I looked at states that voted for Donald Trump versus states that voted for Clinton in 2016, and calculated average life expectancy weighted by their 2016 population. In 1990, today’s red and blue states had almost the same life expectancy. Since then, however, life expectancy in Clinton states has risen more or less in line with other advanced countries, compared with almost no gain in Trump country. At this point, blue-state residents can expect to live more than four years longer than their red-state counterparts.

There are a number of possible explanations: blue states expanded Medicaid while most red states didn’t, for example.

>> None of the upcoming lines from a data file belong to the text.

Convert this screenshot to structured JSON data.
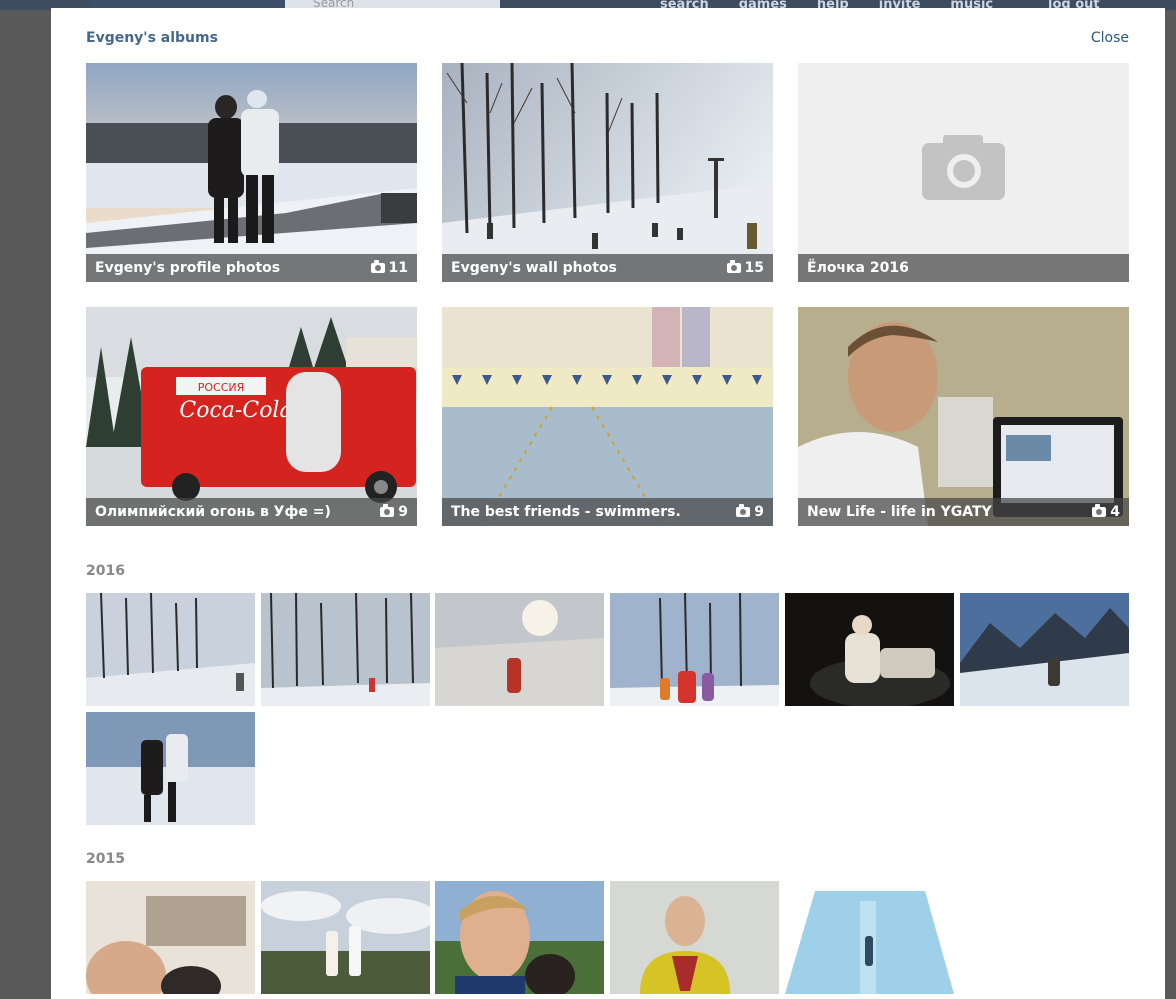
{
  "background": {
    "search_placeholder": "Search",
    "nav": [
      "search",
      "games",
      "help",
      "invite",
      "music"
    ],
    "logout": "log out"
  },
  "modal": {
    "title": "Evgeny's albums",
    "close_label": "Close"
  },
  "albums": [
    {
      "title": "Evgeny's profile photos",
      "count": "11"
    },
    {
      "title": "Evgeny's wall photos",
      "count": "15"
    },
    {
      "title": "Ёлочка 2016",
      "count": ""
    },
    {
      "title": "Олимпийский огонь в Уфе =)",
      "count": "9"
    },
    {
      "title": "The best friends - swimmers.",
      "count": "9"
    },
    {
      "title": "New Life - life in YGATY",
      "count": "4"
    }
  ],
  "years": [
    "2016",
    "2015"
  ],
  "colors": {
    "title": "#45688e",
    "link": "#2b587a",
    "caption_bg": "rgba(70,70,70,0.72)",
    "year": "#888888"
  }
}
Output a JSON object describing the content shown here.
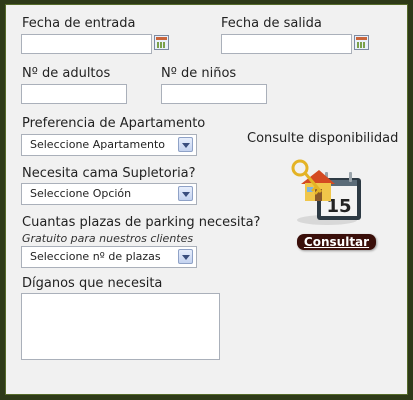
{
  "form": {
    "check_in_label": "Fecha de entrada",
    "check_out_label": "Fecha de salida",
    "adults_label": "Nº de adultos",
    "children_label": "Nº de niños",
    "apartment_label": "Preferencia de Apartamento",
    "apartment_selected": "Seleccione Apartamento",
    "extra_bed_label": "Necesita cama Supletoria?",
    "extra_bed_selected": "Seleccione Opción",
    "parking_label": "Cuantas plazas de parking necesita?",
    "parking_note": "Gratuito para nuestros clientes",
    "parking_selected": "Seleccione nº de plazas",
    "comments_label": "Díganos que necesita"
  },
  "availability": {
    "title": "Consulte disponibilidad",
    "calendar_day": "15",
    "button_label": "Consultar"
  },
  "icons": {
    "calendar_picker": "calendar-icon",
    "booking_illustration": "house-key-calendar-icon"
  },
  "colors": {
    "page_background": "#2e3a18",
    "panel_background": "#f1f1f1",
    "button_background": "#3a0f0a"
  }
}
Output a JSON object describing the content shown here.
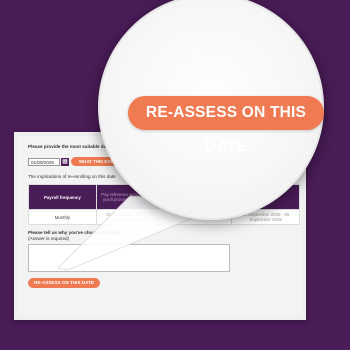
{
  "form": {
    "date_prompt": "Please provide the most suitable date:",
    "date_value": "01/09/2025",
    "what_button_label": "WHAT THIS DATE MEANS",
    "implications_heading": "The implications of re-enrolling on this date",
    "table": {
      "headers": [
        "Payroll frequency",
        "Pay reference period in which you'll process earnings date",
        "",
        ""
      ],
      "row": [
        "Monthly",
        "01 September 2025 - 30 September 2025",
        "",
        "01 September 2025 - 30 September 2025"
      ]
    },
    "reason_prompt": "Please tell us why you've chosen this date",
    "reason_required": "(Answer is required)",
    "reassess_button_label": "RE-ASSESS ON THIS DATE"
  },
  "magnifier": {
    "button_label": "RE-ASSESS ON THIS DATE"
  },
  "colors": {
    "background": "#4a1c58",
    "accent": "#f07a52",
    "table_header": "#4a1c58"
  },
  "icons": {
    "calendar": "calendar-icon"
  }
}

The gap in educational levels is probably implicated as well; better-educated people tend to be healthier than the less educated, for a number of reasons.

Krugman also notes differences in behavior and lifestyle that affect mortality. (Although obesity has dramatically increased all across America, obesity rates are significantly higher in red states.)

Krugman references–and debunks–conservative explanations for the death divide:

Conservative figures like William Barr, the attorney general, look at rising mortality in America and attribute it to the collapse of traditional values — a collapse they attribute, in turn, to the evil machinations of “militant secularists.” The secularist assault on traditional values, Barr claims, lies behind “soaring suicide rates,” rising violence and “a deadly drug epidemic.”

But European nations, which are far more secularist than we are, haven’t seen a comparable rise in deaths of despair and an American-style decline in life expectancy. And even within America these evils are concentrated in states that voted for Trump, and have largely bypassed the more secular blue states.

Although he doesn’t mention it, I’d also be interested in seeing a comparison of gun deaths in Red and Blue states.

Actually, conservatives like Barr inadvertently make a point: culture and values matter. Just not the way they think.